Apple, the largest brand in the world by revenue as of this writing
A brand can be developed in a few minutes, or a period of years. The real answer to how long it takes to develop your brand strategy is lies with how many stakeholders your brand will touch, and how quickly you can communicate your changes to them. Depending on the size of your business, you may need a number of brand strategy sessions over a significant period of time to address issues and decisions. Brand strategy exercises typically begin with a broader overview of your business and its functions in order to understand exactly how much of an effect any brand changes will be.

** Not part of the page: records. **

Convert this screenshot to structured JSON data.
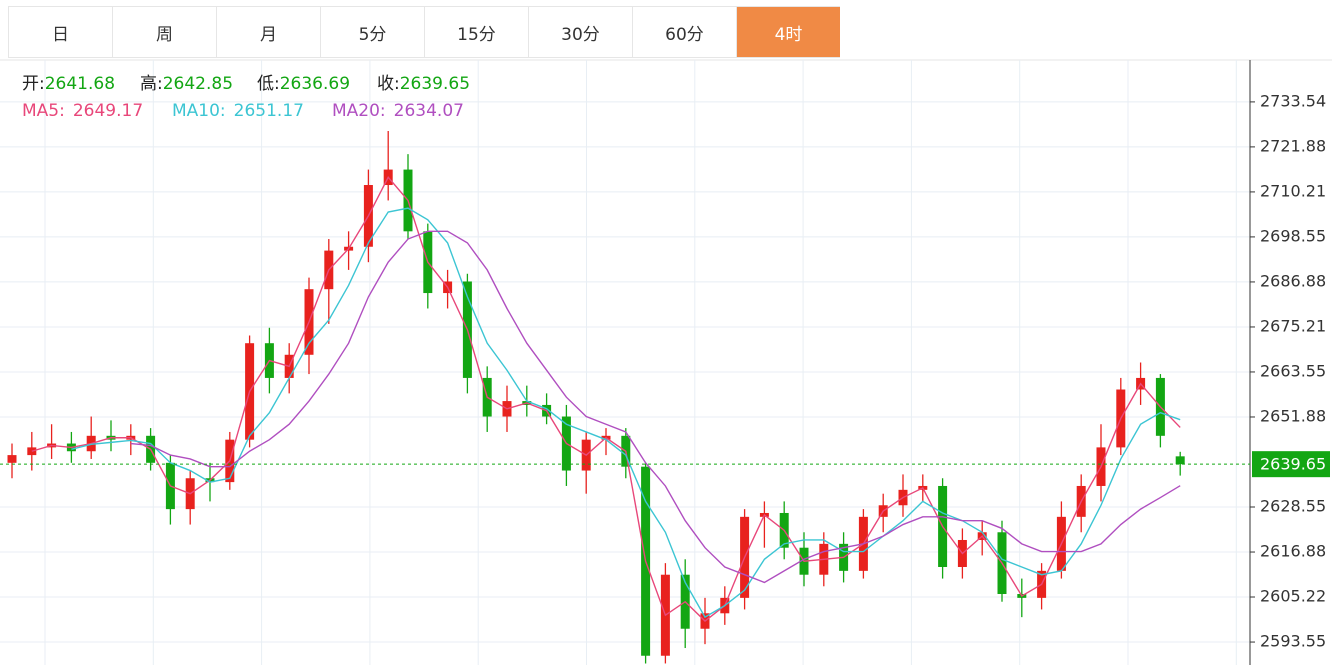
{
  "tabs": [
    "日",
    "周",
    "月",
    "5分",
    "15分",
    "30分",
    "60分",
    "4时"
  ],
  "active_tab": 7,
  "chart_data": {
    "type": "candlestick",
    "ohlc_labels": [
      "开:",
      "高:",
      "低:",
      "收:"
    ],
    "up_color": "#e8221e",
    "down_color": "#13a613",
    "open": [
      2640,
      2642,
      2644,
      2645,
      2643,
      2647,
      2646,
      2647,
      2640,
      2628,
      2636,
      2635,
      2646,
      2671,
      2662,
      2668,
      2685,
      2695,
      2696,
      2712,
      2716,
      2700,
      2684,
      2687,
      2662,
      2652,
      2656,
      2655,
      2652,
      2638,
      2646,
      2647,
      2639,
      2590,
      2611,
      2597,
      2601,
      2605,
      2626,
      2627,
      2618,
      2611,
      2619,
      2612,
      2626,
      2629,
      2633,
      2634,
      2613,
      2620,
      2622,
      2606,
      2605,
      2612,
      2626,
      2634,
      2644,
      2659,
      2662,
      2641.68
    ],
    "high": [
      2645,
      2648,
      2650,
      2648,
      2652,
      2651,
      2650,
      2649,
      2642,
      2638,
      2640,
      2648,
      2673,
      2675,
      2671,
      2688,
      2698,
      2700,
      2716,
      2726,
      2720,
      2702,
      2690,
      2689,
      2665,
      2660,
      2660,
      2658,
      2655,
      2648,
      2649,
      2649,
      2640,
      2614,
      2615,
      2605,
      2608,
      2628,
      2630,
      2630,
      2622,
      2622,
      2622,
      2628,
      2632,
      2637,
      2637,
      2636,
      2623,
      2625,
      2625,
      2610,
      2614,
      2630,
      2637,
      2650,
      2662,
      2666,
      2663,
      2642.85
    ],
    "low": [
      2636,
      2638,
      2641,
      2640,
      2641,
      2643,
      2642,
      2638,
      2624,
      2624,
      2630,
      2633,
      2644,
      2658,
      2658,
      2663,
      2676,
      2690,
      2692,
      2708,
      2698,
      2680,
      2680,
      2658,
      2648,
      2648,
      2652,
      2650,
      2634,
      2632,
      2642,
      2636,
      2588,
      2588,
      2592,
      2593,
      2598,
      2602,
      2618,
      2615,
      2608,
      2608,
      2609,
      2610,
      2622,
      2626,
      2630,
      2610,
      2610,
      2616,
      2604,
      2600,
      2602,
      2610,
      2622,
      2630,
      2642,
      2655,
      2644,
      2636.69
    ],
    "close": [
      2642,
      2644,
      2645,
      2643,
      2647,
      2646,
      2647,
      2640,
      2628,
      2636,
      2635,
      2646,
      2671,
      2662,
      2668,
      2685,
      2695,
      2696,
      2712,
      2716,
      2700,
      2684,
      2687,
      2662,
      2652,
      2656,
      2655,
      2652,
      2638,
      2646,
      2647,
      2639,
      2590,
      2611,
      2597,
      2601,
      2605,
      2626,
      2627,
      2618,
      2611,
      2619,
      2612,
      2626,
      2629,
      2633,
      2634,
      2613,
      2620,
      2622,
      2606,
      2605,
      2612,
      2626,
      2634,
      2644,
      2659,
      2662,
      2647,
      2639.65
    ],
    "series": [
      {
        "name": "MA5:",
        "color": "#e8477a",
        "values": [
          null,
          2643,
          2644.5,
          2644,
          2645,
          2646.5,
          2646.5,
          2643.5,
          2634,
          2632,
          2635.5,
          2640.5,
          2658.5,
          2666.5,
          2665,
          2676.5,
          2690,
          2695.5,
          2704,
          2714,
          2708,
          2692,
          2685.5,
          2674.5,
          2657,
          2654,
          2655.5,
          2653.5,
          2645,
          2642,
          2646.5,
          2643,
          2614.5,
          2600.5,
          2604,
          2599,
          2603,
          2615.5,
          2626.5,
          2622.5,
          2614.5,
          2615,
          2615.5,
          2619,
          2627.5,
          2631,
          2633.5,
          2623.5,
          2616.5,
          2621,
          2614,
          2605.5,
          2608.5,
          2619,
          2630,
          2639,
          2651.5,
          2660.5,
          2654.5,
          2649.17
        ]
      },
      {
        "name": "MA10:",
        "color": "#3cc5d3",
        "values": [
          null,
          null,
          null,
          2643.5,
          2644.8,
          2645.3,
          2645.8,
          2645,
          2640,
          2638,
          2635,
          2636,
          2647,
          2653,
          2662,
          2671,
          2677,
          2686,
          2697,
          2705,
          2706,
          2703,
          2697,
          2683,
          2671,
          2664,
          2656,
          2654,
          2650,
          2648,
          2646,
          2642,
          2630,
          2622,
          2609,
          2600,
          2603,
          2607,
          2615,
          2619,
          2620,
          2620,
          2617,
          2617,
          2621,
          2625,
          2630,
          2627,
          2625,
          2622,
          2615,
          2613,
          2611,
          2612,
          2619,
          2629,
          2641,
          2650,
          2653,
          2651.17
        ]
      },
      {
        "name": "MA20:",
        "color": "#b04fc0",
        "values": [
          null,
          null,
          null,
          null,
          null,
          null,
          2645,
          2644.5,
          2642,
          2641,
          2639,
          2639,
          2643,
          2646,
          2650,
          2656,
          2663,
          2671,
          2683,
          2692,
          2698,
          2700,
          2700,
          2697,
          2690,
          2680,
          2671,
          2664,
          2657,
          2652,
          2650,
          2648,
          2640,
          2634,
          2625,
          2618,
          2613,
          2611,
          2609,
          2612,
          2615,
          2617,
          2618,
          2619,
          2621,
          2624,
          2626,
          2626,
          2625,
          2625,
          2623,
          2619,
          2617,
          2617,
          2617,
          2619,
          2624,
          2628,
          2631,
          2634.07
        ]
      }
    ],
    "ylim": [
      2587.6,
      2744.4
    ],
    "yticks": [
      2733.54,
      2721.88,
      2710.21,
      2698.55,
      2686.88,
      2675.21,
      2663.55,
      2651.88,
      2628.55,
      2616.88,
      2605.22,
      2593.55
    ],
    "grid": true
  }
}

Consider Apple Computer, the world’s most valuable brand as of this writing. Apple is the standard for millions of technology consumers, and it employs thousands of workers all around the world. If Apple makes a change to its brand strategy, the impact will be massive. And so, the company spends significant amounts of time surveying its customers to understand their experience with its brand as it plots its product roadmaps.
2. To Whom Am I Selling?
This question typically arises when discussing how to identify your target customer, and many hours of meetings and calls have been spent on this particular subject. The answer lies in buyer personas. Buyer personas are research-based characterizations of your target customer that help you guide your brand strategy. Most brands have several buyer personas, and they are typically determined based on primary research of both current customers and prospective customers that uncovers different psychological need states and practical use cases for purchasing from the brand.

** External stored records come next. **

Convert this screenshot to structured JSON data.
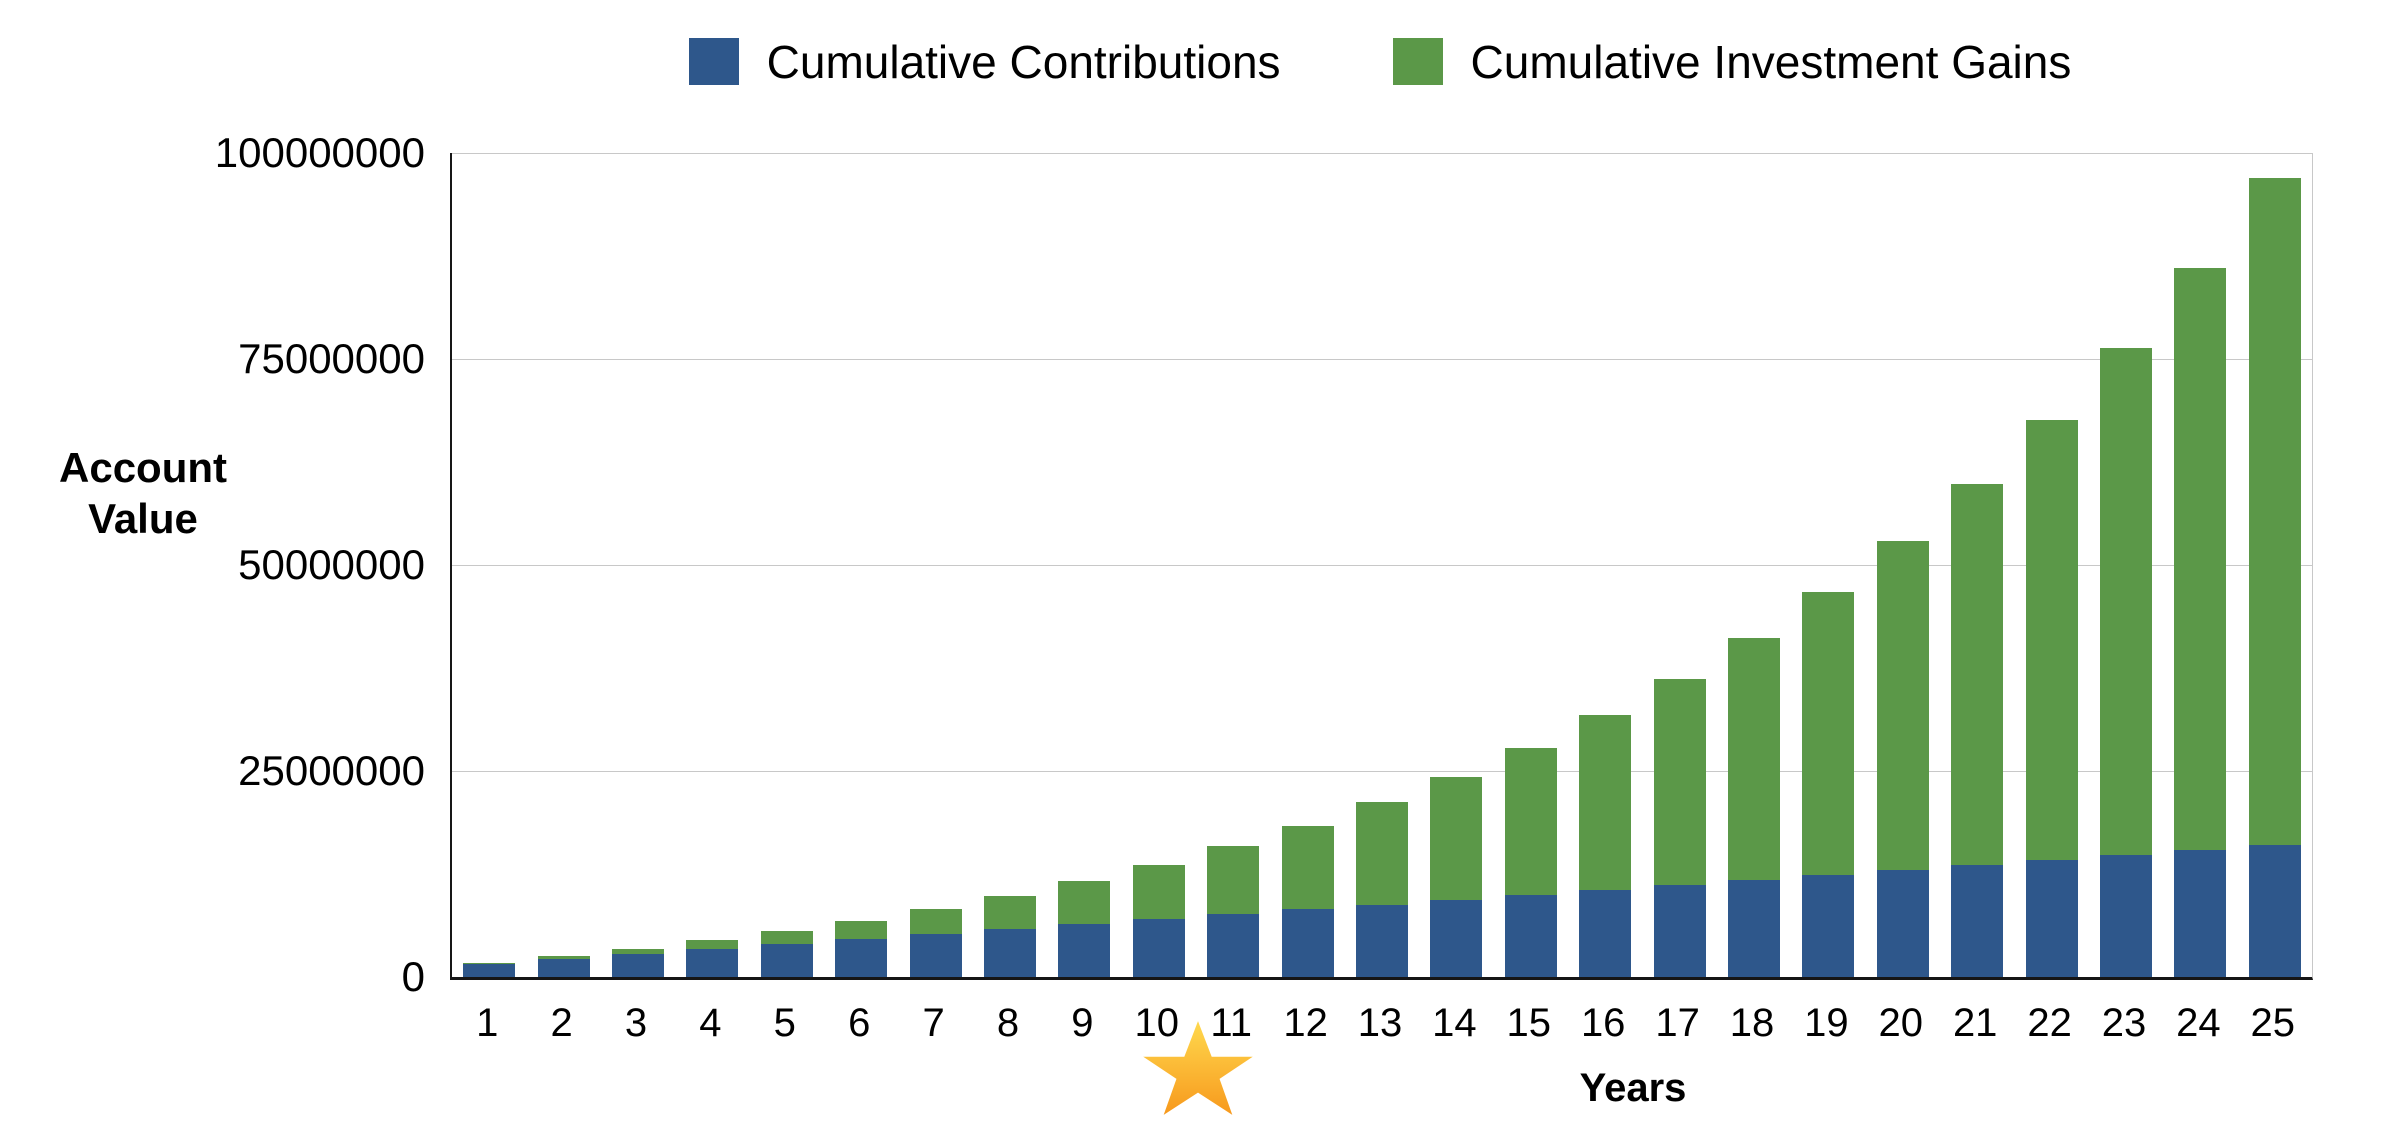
{
  "chart_data": {
    "type": "bar",
    "stacked": true,
    "title": "",
    "xlabel": "Years",
    "ylabel": "Account Value",
    "ylim": [
      0,
      100000000
    ],
    "yticks": [
      {
        "value": 0,
        "label": "0"
      },
      {
        "value": 25000000,
        "label": "25000000"
      },
      {
        "value": 50000000,
        "label": "50000000"
      },
      {
        "value": 75000000,
        "label": "75000000"
      },
      {
        "value": 100000000,
        "label": "100000000"
      }
    ],
    "grid": true,
    "legend_position": "top-center",
    "categories": [
      1,
      2,
      3,
      4,
      5,
      6,
      7,
      8,
      9,
      10,
      11,
      12,
      13,
      14,
      15,
      16,
      17,
      18,
      19,
      20,
      21,
      22,
      23,
      24,
      25
    ],
    "series": [
      {
        "name": "Cumulative Contributions",
        "color": "#2E578B",
        "values": [
          1600000,
          2200000,
          2800000,
          3400000,
          4000000,
          4600000,
          5200000,
          5800000,
          6400000,
          7000000,
          7600000,
          8200000,
          8800000,
          9400000,
          10000000,
          10600000,
          11200000,
          11800000,
          12400000,
          13000000,
          13600000,
          14200000,
          14800000,
          15400000,
          16000000
        ]
      },
      {
        "name": "Cumulative Investment Gains",
        "color": "#5B9848",
        "values": [
          120000,
          326400,
          629568,
          1041116,
          1574050,
          2242936,
          3064088,
          4055779,
          5238473,
          6635089,
          8271300,
          10175856,
          12380959,
          14922674,
          17841395,
          21182362,
          24996245,
          29339795,
          34276570,
          39877759,
          46223090,
          53401860,
          61514084,
          70671774,
          81000386
        ]
      }
    ],
    "totals": [
      1720000,
      2526400,
      3429568,
      4441116,
      5574050,
      6842936,
      8264088,
      9855779,
      11638473,
      13635089,
      15871300,
      18375856,
      21180959,
      24322674,
      27841395,
      31782362,
      36196245,
      41139795,
      46676570,
      52877759,
      59823090,
      67601860,
      76314084,
      86071774,
      97000386
    ],
    "annotations": [
      {
        "type": "star-marker",
        "position": "below x-axis between year 10 and year 11",
        "color_top": "#FFD94E",
        "color_bottom": "#F7991D"
      }
    ]
  },
  "colors": {
    "contributions": "#2E578B",
    "gains": "#5B9848",
    "gridline": "#c8c8c8",
    "axis": "#161616",
    "background": "#ffffff"
  }
}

When crafting your buyer personas, consider customer demographics and lifestyles, buying behavior, motivations, and any other criteria that will help you make strategic brand decisions. Ultimately, creating these personas will help your business in having a deep understanding of you customer.
One of the most difficult aspects of brand strategy is distilling your company’s value proposition into key messages – brief statements that reflect the core of your business. These key messages provide guidance for everything your company does, from advertising executions to how your employees interact with your consumers, but creating them can take significant effort.
Young Marketing Consulting will typically approach a brand strategy session by asking a number of questions such as those below to help surface an organization’s core values:
What values do you want to portray to your audience?
What traits are important to your customers?
Why do people purchase your brand?
How should all of your employees perform?
The output of these questions is a rough draft of how you’ll talk about your brand. As discussed above, brand strategy will need to be vetted with a number of stakeholders, and they’ll often have input down to the amount of punctuation in your value proposition, but continually distilling what values you brand holds dear and revising your language will tell you exactly what to say to your market.
4. What Do We Do if We Don’t Agree About Our Brand?
When in doubt about your brand, ask your target audience.
It’s not uncommon for different stakeholder constituencies to disagree on various aspects of brand strategy. The key to solving these issues is to make decisions based on research that demonstrates what your audience wants, not what the room thinks your audience wants. Using both primary and secondary market research techniques will allow you to have the deepest understanding of your target audience. Conduct interviews, use surveys, and consider setting up focus groups with current and potential customers. Integrate your results with existing data such as government census information, market research reports, and any other material that has already been collected by another organization. Gathering this kind of secondary data is often quick and inexpensive, and can help solve business questions about things like market size, revenue potential, and other financial factors.
5. How Will We Know if Our Brand is “Right”?
At its core, marketing is always a leap of faith. You won’t really know if your brand strategy is going to work until you put it out in the market.
The key to evaluating whether you’ve got the right brand is to listen to your customers and market – they’ll vote with their eyeballs, feet, and wallet. If your messages aren’t resonating, you’ll see that reflected in your business metrics and will know it’s time for a change. Monitor metrics like web traffic, lead conversions, sales, and social media conversations to see if you’re gaining traction. And don’t fret if your sales aren’t flourishing immediately after you craft a branding strategy – it can take years to see market share increase. The best way to know if your brand is “right” is to listen to your customers once your brand strategy has been implemented and make small tweaks based on their feedback.